Bot Development for Social Engineering Attacks on Twitter
Jefferson Viana Fonseca Abreu1, Jorge Henrique Cabral Fernandes1,
João José Costa Gondim1, Célia Ghedini Ralha
1Departamento de Ciência da Computação – Universidade de Brasília
Campus Universitário Darcy Ribeiro - Brasília, DF, Brazil
firstname.lastname@example.org, email@example.com, firstname.lastname@example.org, email@example.com
A series of bots performing simulated social engineering attacks
using phishing in the Twitter platform was developed to identify potentially
unsafe user behavior. In this work, four different bot versions collected
feedback data after stimuli directed to 1287 Twitter accounts for 38
consecutive days. The results were not conclusive about the existence of
predictors for unsafe behavior, but we conclude that despite Twitter’s security
policies, this kind of attack is still feasible.

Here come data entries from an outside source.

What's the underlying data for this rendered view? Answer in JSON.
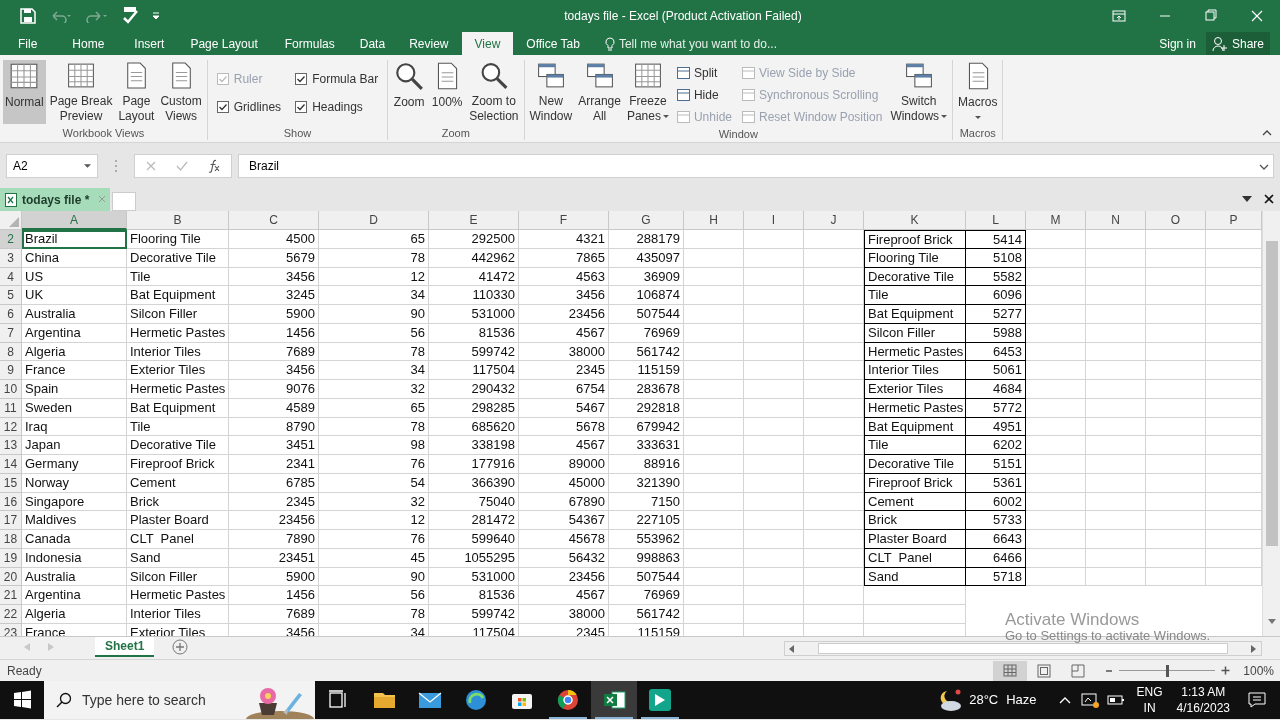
{
  "window": {
    "title": "todays file - Excel (Product Activation Failed)"
  },
  "tabs": [
    {
      "label": "File",
      "selected": false
    },
    {
      "label": "Home",
      "selected": false
    },
    {
      "label": "Insert",
      "selected": false
    },
    {
      "label": "Page Layout",
      "selected": false
    },
    {
      "label": "Formulas",
      "selected": false
    },
    {
      "label": "Data",
      "selected": false
    },
    {
      "label": "Review",
      "selected": false
    },
    {
      "label": "View",
      "selected": true
    },
    {
      "label": "Office Tab",
      "selected": false
    }
  ],
  "tell_me": {
    "placeholder": "Tell me what you want to do..."
  },
  "account": {
    "sign_in": "Sign in",
    "share": "Share"
  },
  "ribbon": {
    "groups": [
      {
        "label": "Workbook Views",
        "items": [
          {
            "kind": "big",
            "lines": [
              "Normal"
            ],
            "selected": true
          },
          {
            "kind": "big",
            "lines": [
              "Page Break",
              "Preview"
            ],
            "selected": false
          },
          {
            "kind": "big",
            "lines": [
              "Page",
              "Layout"
            ],
            "selected": false
          },
          {
            "kind": "big",
            "lines": [
              "Custom",
              "Views"
            ],
            "selected": false
          }
        ]
      },
      {
        "label": "Show",
        "items": [
          {
            "kind": "check",
            "label": "Ruler",
            "checked": true,
            "disabled": true
          },
          {
            "kind": "check",
            "label": "Gridlines",
            "checked": true,
            "disabled": false
          },
          {
            "kind": "check",
            "label": "Formula Bar",
            "checked": true,
            "disabled": false
          },
          {
            "kind": "check",
            "label": "Headings",
            "checked": true,
            "disabled": false
          }
        ]
      },
      {
        "label": "Zoom",
        "items": [
          {
            "kind": "big",
            "lines": [
              "Zoom"
            ]
          },
          {
            "kind": "big",
            "lines": [
              "100%"
            ]
          },
          {
            "kind": "big",
            "lines": [
              "Zoom to",
              "Selection"
            ]
          }
        ]
      },
      {
        "label": "Window",
        "items": [
          {
            "kind": "big",
            "lines": [
              "New",
              "Window"
            ]
          },
          {
            "kind": "big",
            "lines": [
              "Arrange",
              "All"
            ]
          },
          {
            "kind": "big",
            "lines": [
              "Freeze",
              "Panes"
            ],
            "dropdown": true
          },
          {
            "kind": "small",
            "label": "Split",
            "disabled": false
          },
          {
            "kind": "small",
            "label": "Hide",
            "disabled": false
          },
          {
            "kind": "small",
            "label": "Unhide",
            "disabled": true
          },
          {
            "kind": "small",
            "label": "View Side by Side",
            "disabled": true
          },
          {
            "kind": "small",
            "label": "Synchronous Scrolling",
            "disabled": true
          },
          {
            "kind": "small",
            "label": "Reset Window Position",
            "disabled": true
          },
          {
            "kind": "big",
            "lines": [
              "Switch",
              "Windows"
            ],
            "dropdown": true
          }
        ]
      },
      {
        "label": "Macros",
        "items": [
          {
            "kind": "big",
            "lines": [
              "Macros"
            ],
            "dropdown": true
          }
        ]
      }
    ]
  },
  "formula_bar": {
    "name_box": "A2",
    "value": "Brazil"
  },
  "document_tab": {
    "label": "todays file *"
  },
  "sheet": {
    "columns": [
      {
        "label": "A",
        "selected": true
      },
      {
        "label": "B",
        "selected": false
      },
      {
        "label": "C",
        "selected": false
      },
      {
        "label": "D",
        "selected": false
      },
      {
        "label": "E",
        "selected": false
      },
      {
        "label": "F",
        "selected": false
      },
      {
        "label": "G",
        "selected": false
      },
      {
        "label": "H",
        "selected": false
      },
      {
        "label": "I",
        "selected": false
      },
      {
        "label": "J",
        "selected": false
      },
      {
        "label": "K",
        "selected": false
      },
      {
        "label": "L",
        "selected": false
      },
      {
        "label": "M",
        "selected": false
      },
      {
        "label": "N",
        "selected": false
      },
      {
        "label": "O",
        "selected": false
      },
      {
        "label": "P",
        "selected": false
      }
    ],
    "rows": [
      {
        "header": "2",
        "selected": true,
        "main": [
          "Brazil",
          "Flooring Tile",
          "4500",
          "65",
          "292500",
          "4321",
          "288179"
        ],
        "lookup": [
          "Fireproof Brick",
          "5414"
        ]
      },
      {
        "header": "3",
        "selected": false,
        "main": [
          "China",
          "Decorative Tile",
          "5679",
          "78",
          "442962",
          "7865",
          "435097"
        ],
        "lookup": [
          "Flooring Tile",
          "5108"
        ]
      },
      {
        "header": "4",
        "selected": false,
        "main": [
          "US",
          "Tile",
          "3456",
          "12",
          "41472",
          "4563",
          "36909"
        ],
        "lookup": [
          "Decorative Tile",
          "5582"
        ]
      },
      {
        "header": "5",
        "selected": false,
        "main": [
          "UK",
          "Bat Equipment",
          "3245",
          "34",
          "110330",
          "3456",
          "106874"
        ],
        "lookup": [
          "Tile",
          "6096"
        ]
      },
      {
        "header": "6",
        "selected": false,
        "main": [
          "Australia",
          "Silcon Filler",
          "5900",
          "90",
          "531000",
          "23456",
          "507544"
        ],
        "lookup": [
          "Bat Equipment",
          "5277"
        ]
      },
      {
        "header": "7",
        "selected": false,
        "main": [
          "Argentina",
          "Hermetic Pastes",
          "1456",
          "56",
          "81536",
          "4567",
          "76969"
        ],
        "lookup": [
          "Silcon Filler",
          "5988"
        ]
      },
      {
        "header": "8",
        "selected": false,
        "main": [
          "Algeria",
          "Interior Tiles",
          "7689",
          "78",
          "599742",
          "38000",
          "561742"
        ],
        "lookup": [
          "Hermetic Pastes",
          "6453"
        ]
      },
      {
        "header": "9",
        "selected": false,
        "main": [
          "France",
          "Exterior Tiles",
          "3456",
          "34",
          "117504",
          "2345",
          "115159"
        ],
        "lookup": [
          "Interior Tiles",
          "5061"
        ]
      },
      {
        "header": "10",
        "selected": false,
        "main": [
          "Spain",
          "Hermetic Pastes",
          "9076",
          "32",
          "290432",
          "6754",
          "283678"
        ],
        "lookup": [
          "Exterior Tiles",
          "4684"
        ]
      },
      {
        "header": "11",
        "selected": false,
        "main": [
          "Sweden",
          "Bat Equipment",
          "4589",
          "65",
          "298285",
          "5467",
          "292818"
        ],
        "lookup": [
          "Hermetic Pastes",
          "5772"
        ]
      },
      {
        "header": "12",
        "selected": false,
        "main": [
          "Iraq",
          "Tile",
          "8790",
          "78",
          "685620",
          "5678",
          "679942"
        ],
        "lookup": [
          "Bat Equipment",
          "4951"
        ]
      },
      {
        "header": "13",
        "selected": false,
        "main": [
          "Japan",
          "Decorative Tile",
          "3451",
          "98",
          "338198",
          "4567",
          "333631"
        ],
        "lookup": [
          "Tile",
          "6202"
        ]
      },
      {
        "header": "14",
        "selected": false,
        "main": [
          "Germany",
          "Fireproof Brick",
          "2341",
          "76",
          "177916",
          "89000",
          "88916"
        ],
        "lookup": [
          "Decorative Tile",
          "5151"
        ]
      },
      {
        "header": "15",
        "selected": false,
        "main": [
          "Norway",
          "Cement",
          "6785",
          "54",
          "366390",
          "45000",
          "321390"
        ],
        "lookup": [
          "Fireproof Brick",
          "5361"
        ]
      },
      {
        "header": "16",
        "selected": false,
        "main": [
          "Singapore",
          "Brick",
          "2345",
          "32",
          "75040",
          "67890",
          "7150"
        ],
        "lookup": [
          "Cement",
          "6002"
        ]
      },
      {
        "header": "17",
        "selected": false,
        "main": [
          "Maldives",
          "Plaster Board",
          "23456",
          "12",
          "281472",
          "54367",
          "227105"
        ],
        "lookup": [
          "Brick",
          "5733"
        ]
      },
      {
        "header": "18",
        "selected": false,
        "main": [
          "Canada",
          "CLT  Panel",
          "7890",
          "76",
          "599640",
          "45678",
          "553962"
        ],
        "lookup": [
          "Plaster Board",
          "6643"
        ]
      },
      {
        "header": "19",
        "selected": false,
        "main": [
          "Indonesia",
          "Sand",
          "23451",
          "45",
          "1055295",
          "56432",
          "998863"
        ],
        "lookup": [
          "CLT  Panel",
          "6466"
        ]
      },
      {
        "header": "20",
        "selected": false,
        "main": [
          "Australia",
          "Silcon Filler",
          "5900",
          "90",
          "531000",
          "23456",
          "507544"
        ],
        "lookup": [
          "Sand",
          "5718"
        ]
      },
      {
        "header": "21",
        "selected": false,
        "main": [
          "Argentina",
          "Hermetic Pastes",
          "1456",
          "56",
          "81536",
          "4567",
          "76969"
        ]
      },
      {
        "header": "22",
        "selected": false,
        "main": [
          "Algeria",
          "Interior Tiles",
          "7689",
          "78",
          "599742",
          "38000",
          "561742"
        ]
      },
      {
        "header": "23",
        "selected": false,
        "main": [
          "France",
          "Exterior Tiles",
          "3456",
          "34",
          "117504",
          "2345",
          "115159"
        ]
      }
    ]
  },
  "sheet_tabs": [
    {
      "label": "Sheet1",
      "selected": true
    }
  ],
  "status_bar": {
    "text": "Ready",
    "zoom": {
      "level": 0.5,
      "reading": "100%"
    }
  },
  "activation_notice": {
    "title": "Activate Windows",
    "subtitle": "Go to Settings to activate Windows."
  },
  "taskbar": {
    "search": {
      "placeholder": "Type here to search"
    },
    "apps": [
      {
        "running": false,
        "active": false
      },
      {
        "running": false,
        "active": false
      },
      {
        "running": false,
        "active": false
      },
      {
        "running": false,
        "active": false
      },
      {
        "running": true,
        "active": false
      },
      {
        "running": true,
        "active": true
      },
      {
        "running": true,
        "active": false
      }
    ],
    "weather": {
      "temperature": "28°C",
      "condition": "Haze"
    },
    "language": {
      "top": "ENG",
      "bottom": "IN"
    },
    "clock": {
      "time": "1:13 AM",
      "date": "4/16/2023"
    }
  }
}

Currently, several methods of social engineering attacks are used by attackers to gain an
advantage over victims. In addition, to direct contact with victims it is commonly
possible to use devices such as e-mail [Oliveira et al. 2017, Jakobsson and Ratkiewicz
2006], fake website [Jakobsson et al. 2008], automated social engineering [Shafahi et al.
2016, Lauinger et al. 2010, Huber et al. 2009, Jakobsson and Ratkiewicz 2006],
obtaining information by searching garbage [Mitnick and Simon 2003, p. 126], peeking
over a user's shoulders [Mitnick and Simon 2003, p. 176] [Purkait 2012], and many
others [Hatfield 2018, Mitnick and Simon 2003]. These attacks act on the so-called
or the user [Schneier 2001] [Mitnick and Simon 2003, p. 3].

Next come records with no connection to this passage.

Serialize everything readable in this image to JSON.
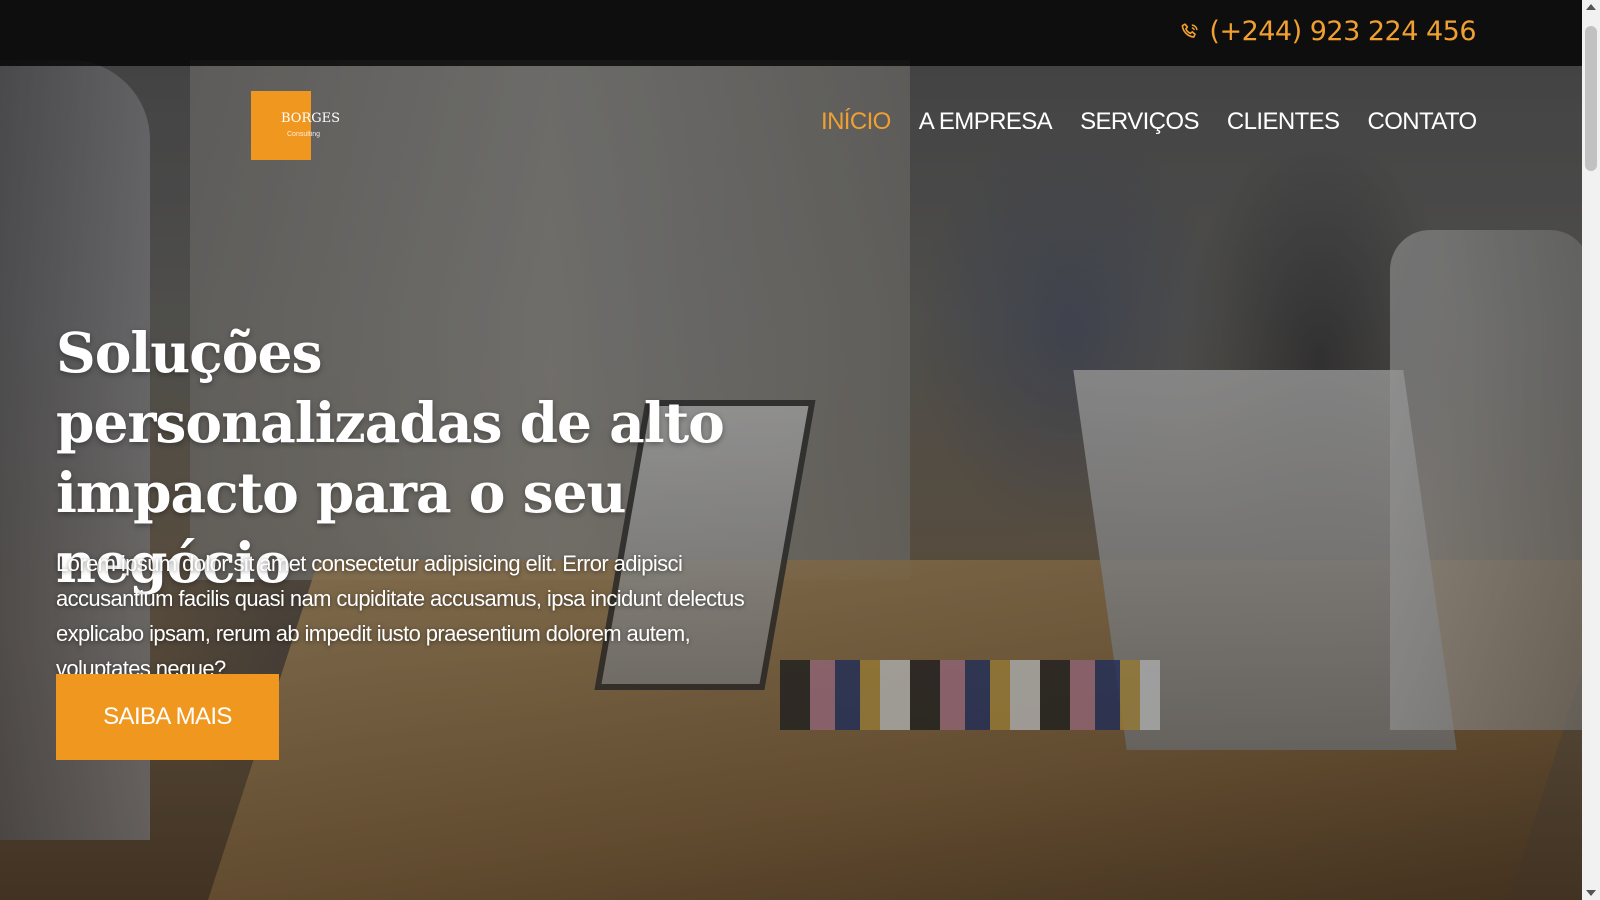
{
  "topbar": {
    "phone_icon": "phone-icon",
    "phone": "(+244) 923 224 456"
  },
  "logo": {
    "name": "BORGES",
    "tagline": "Consulting"
  },
  "nav": {
    "items": [
      {
        "label": "INÍCIO",
        "active": true
      },
      {
        "label": "A EMPRESA",
        "active": false
      },
      {
        "label": "SERVIÇOS",
        "active": false
      },
      {
        "label": "CLIENTES",
        "active": false
      },
      {
        "label": "CONTATO",
        "active": false
      }
    ]
  },
  "hero": {
    "headline": "Soluções personalizadas de alto impacto para o seu negócio",
    "lede": "Lorem ipsum dolor sit amet consectetur adipisicing elit. Error adipisci accusantium facilis quasi nam cupiditate accusamus, ipsa incidunt delectus explicabo ipsam, rerum ab impedit iusto praesentium dolorem autem, voluptates neque?",
    "cta_label": "SAIBA MAIS"
  },
  "colors": {
    "accent": "#f0971f",
    "topbar": "#000000"
  }
}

In social engineering, the attacker uses influence and (or) persuasion to
impersonate someone else or persuade the victim to perform actions that the victim
would not normally do [Mitnick and Simon 2003, p. vii]. Social engineering on the
Internet can make users provide sensitive information or facilitate malware infection.
Phishing is a social engineering technique that can be defined as a scalable fraud, where
personification is used to gain influence (and/or persuade) to collect information from
the victim that would not normally be provided [Lastdrager 2014]. Thus, the social
engineering attack via phishing can be divided in two stages: (i) personification; and (ii)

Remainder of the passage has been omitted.